Some comrades who had hidden themselves on their way to the MSP camp had not joined us at all.” The memoir is good rescue work of the many stages of revolt - the excitement, resolve, doubts, betrayals and the guilt - and of faceless volunteers who led, joined and bled for the cause: the freeing of the peasants and the indigenous people crushed by the local landlords and the police, the other oppressive arm of the State. The book, however, suffers from an uncritical look at the role of violence in ultra- Left politics. An increasing reliance on it is perhaps why the movement is in retreat in Bihar and, conversely, on the rise in Orissa and Chhattisgarh. A revolution even when it is waged for the benefit of the people, cannot take off without popular support. Politics should command the gun and not the other way around. 

Where do we place the Pulpally- Thalassery revolt? And why should we take notice? First, it underlines where the State has erred: by taking a policy decision against violence without understanding its source.  

The Pulpally-Thalassery revolt is also important from another angle - it was one of the early indications of the distance that is bound to grow between the Party and the People when a communist movement becomes parliamentary and part of the State machinery. State power, even when the state is ruled by Marxists, is not socialism. As Ajitha quoting Lenin says: “The real essence of bourgeois parliamentarism is to decide once in every five years who among the ruling classes would repress and crush the people through parliament.” The lesson to be drawn here is that struggle and failure may be the price of socialist movements but there is always scope from within the movement to reclaim the revolution.  

Gorilla, written by a former LTTE child soldier, Shobasakthi on the Tamil Eelam movement when it first came to town, is the fascinating account of a different revolution. Set in the Kunjan Fields in north ern Sri Lanka, it tells the story of the movement’s degeneration through the part abusive and part exploitative relationship of a fatherand- son story. Gorilla’s son, Rocky Raj, joins the movement and then his troubles begin.  

In the beginning, Rocky like the other Tiger cubs go around dispensing their rough justice. Disillusionment creeps in when in the manner of all cadre-based movements, radicalism is imposed from above, without dialogue and engagement. There’s a telling incident in the book when Rocky discovers a booklet of a rival organisation also fighting for Tamil eelam.
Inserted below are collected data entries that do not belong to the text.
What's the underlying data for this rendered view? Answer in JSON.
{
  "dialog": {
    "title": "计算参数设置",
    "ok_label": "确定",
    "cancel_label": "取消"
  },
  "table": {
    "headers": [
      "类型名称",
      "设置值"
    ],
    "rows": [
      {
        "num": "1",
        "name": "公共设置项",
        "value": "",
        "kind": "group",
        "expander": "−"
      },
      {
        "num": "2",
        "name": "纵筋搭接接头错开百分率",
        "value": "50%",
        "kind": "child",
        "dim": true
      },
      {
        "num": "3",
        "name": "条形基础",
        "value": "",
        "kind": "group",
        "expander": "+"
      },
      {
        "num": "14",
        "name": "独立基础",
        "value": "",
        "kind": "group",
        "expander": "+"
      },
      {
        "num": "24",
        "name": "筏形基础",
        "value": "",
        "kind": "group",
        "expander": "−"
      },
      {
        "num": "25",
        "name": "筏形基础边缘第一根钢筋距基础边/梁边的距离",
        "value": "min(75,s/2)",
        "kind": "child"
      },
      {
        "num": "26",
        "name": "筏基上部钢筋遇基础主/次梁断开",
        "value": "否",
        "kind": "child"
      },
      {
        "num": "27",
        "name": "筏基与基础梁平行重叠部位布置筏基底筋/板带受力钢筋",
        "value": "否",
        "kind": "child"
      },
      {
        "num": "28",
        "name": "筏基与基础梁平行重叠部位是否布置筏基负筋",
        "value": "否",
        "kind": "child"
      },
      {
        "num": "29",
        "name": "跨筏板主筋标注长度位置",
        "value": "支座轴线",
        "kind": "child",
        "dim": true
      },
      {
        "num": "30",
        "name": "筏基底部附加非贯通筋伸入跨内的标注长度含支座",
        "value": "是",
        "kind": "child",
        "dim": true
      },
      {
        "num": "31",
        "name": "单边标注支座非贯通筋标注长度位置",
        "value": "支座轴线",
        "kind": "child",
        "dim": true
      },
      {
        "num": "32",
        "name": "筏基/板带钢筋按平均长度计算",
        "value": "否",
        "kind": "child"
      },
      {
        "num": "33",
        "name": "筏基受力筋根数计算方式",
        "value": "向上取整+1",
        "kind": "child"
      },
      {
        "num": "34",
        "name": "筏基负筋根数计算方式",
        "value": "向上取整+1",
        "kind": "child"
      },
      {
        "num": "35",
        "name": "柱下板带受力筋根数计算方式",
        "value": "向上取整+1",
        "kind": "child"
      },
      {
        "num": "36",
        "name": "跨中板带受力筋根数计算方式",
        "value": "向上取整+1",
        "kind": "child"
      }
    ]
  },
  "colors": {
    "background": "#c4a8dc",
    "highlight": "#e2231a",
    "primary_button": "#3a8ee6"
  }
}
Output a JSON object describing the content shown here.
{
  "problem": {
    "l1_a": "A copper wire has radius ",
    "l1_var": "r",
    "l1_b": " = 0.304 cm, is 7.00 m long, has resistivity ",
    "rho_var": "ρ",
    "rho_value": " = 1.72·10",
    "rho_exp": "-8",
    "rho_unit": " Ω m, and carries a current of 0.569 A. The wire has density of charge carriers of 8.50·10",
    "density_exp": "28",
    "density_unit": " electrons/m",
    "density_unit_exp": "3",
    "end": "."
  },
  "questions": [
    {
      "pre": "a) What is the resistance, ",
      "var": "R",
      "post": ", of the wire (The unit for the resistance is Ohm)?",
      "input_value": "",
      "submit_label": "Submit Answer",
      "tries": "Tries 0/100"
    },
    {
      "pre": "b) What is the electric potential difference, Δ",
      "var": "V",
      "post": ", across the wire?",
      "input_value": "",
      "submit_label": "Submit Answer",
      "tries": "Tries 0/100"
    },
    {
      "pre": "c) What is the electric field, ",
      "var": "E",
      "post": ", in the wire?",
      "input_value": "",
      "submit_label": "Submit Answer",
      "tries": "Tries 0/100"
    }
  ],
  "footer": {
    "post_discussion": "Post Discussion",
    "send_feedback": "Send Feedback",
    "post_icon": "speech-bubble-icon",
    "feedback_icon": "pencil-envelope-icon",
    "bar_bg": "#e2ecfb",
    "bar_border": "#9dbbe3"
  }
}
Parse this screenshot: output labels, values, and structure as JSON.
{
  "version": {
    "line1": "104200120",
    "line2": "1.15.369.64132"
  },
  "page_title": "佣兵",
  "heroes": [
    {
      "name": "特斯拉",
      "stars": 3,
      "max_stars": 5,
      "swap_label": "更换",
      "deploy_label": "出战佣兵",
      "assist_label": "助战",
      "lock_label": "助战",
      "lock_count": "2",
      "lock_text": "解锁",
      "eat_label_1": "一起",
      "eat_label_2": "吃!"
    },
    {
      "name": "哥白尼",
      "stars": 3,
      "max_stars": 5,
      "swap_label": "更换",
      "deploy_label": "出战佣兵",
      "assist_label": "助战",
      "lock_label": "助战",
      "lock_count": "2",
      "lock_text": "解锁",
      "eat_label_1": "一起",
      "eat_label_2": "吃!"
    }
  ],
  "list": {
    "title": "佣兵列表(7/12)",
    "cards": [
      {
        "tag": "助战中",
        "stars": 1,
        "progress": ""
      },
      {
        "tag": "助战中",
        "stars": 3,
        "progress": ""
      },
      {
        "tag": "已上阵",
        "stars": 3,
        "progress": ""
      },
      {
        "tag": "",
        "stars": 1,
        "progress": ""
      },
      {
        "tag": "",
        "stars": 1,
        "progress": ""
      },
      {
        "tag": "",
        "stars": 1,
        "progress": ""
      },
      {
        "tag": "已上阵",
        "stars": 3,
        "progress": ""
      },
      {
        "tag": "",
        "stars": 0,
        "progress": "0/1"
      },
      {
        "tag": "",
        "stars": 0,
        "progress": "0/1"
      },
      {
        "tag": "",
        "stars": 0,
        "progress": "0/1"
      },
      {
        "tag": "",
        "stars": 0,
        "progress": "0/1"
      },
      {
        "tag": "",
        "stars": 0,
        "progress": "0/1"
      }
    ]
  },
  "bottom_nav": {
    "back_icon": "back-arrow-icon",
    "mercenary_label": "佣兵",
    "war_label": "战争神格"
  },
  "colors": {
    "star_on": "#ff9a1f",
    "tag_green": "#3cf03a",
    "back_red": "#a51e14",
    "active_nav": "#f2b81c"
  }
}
It is titled, ‘The Lesson Learnt from Bengal.’  

“Some of the points raised made perfect sense… he decided if he got a chance to change his name, he would call himself Mujibur.” And then consider a senior cadre’s response: “If they eat snakes in Vietnam, we cannot eat them too… for the first time in history, we have a great leader, versed in the arts and sciences of war to lead us into battle.” With that, the argument ended. The novel winds up in Paris with what seems to be a mindless assassination. The foreword says it best: “Here too the killers didn’t come in with guns blazing…” The killer and the victim were part of the same community.  

It could be said, both from Kunjan Fields, were friends. But the violence that a gentle Lokka laments and ironically perpetrates when pushed to it is the violence that the Eelam culture has made its pact with. The end of adventurism is foretold. There will be blood.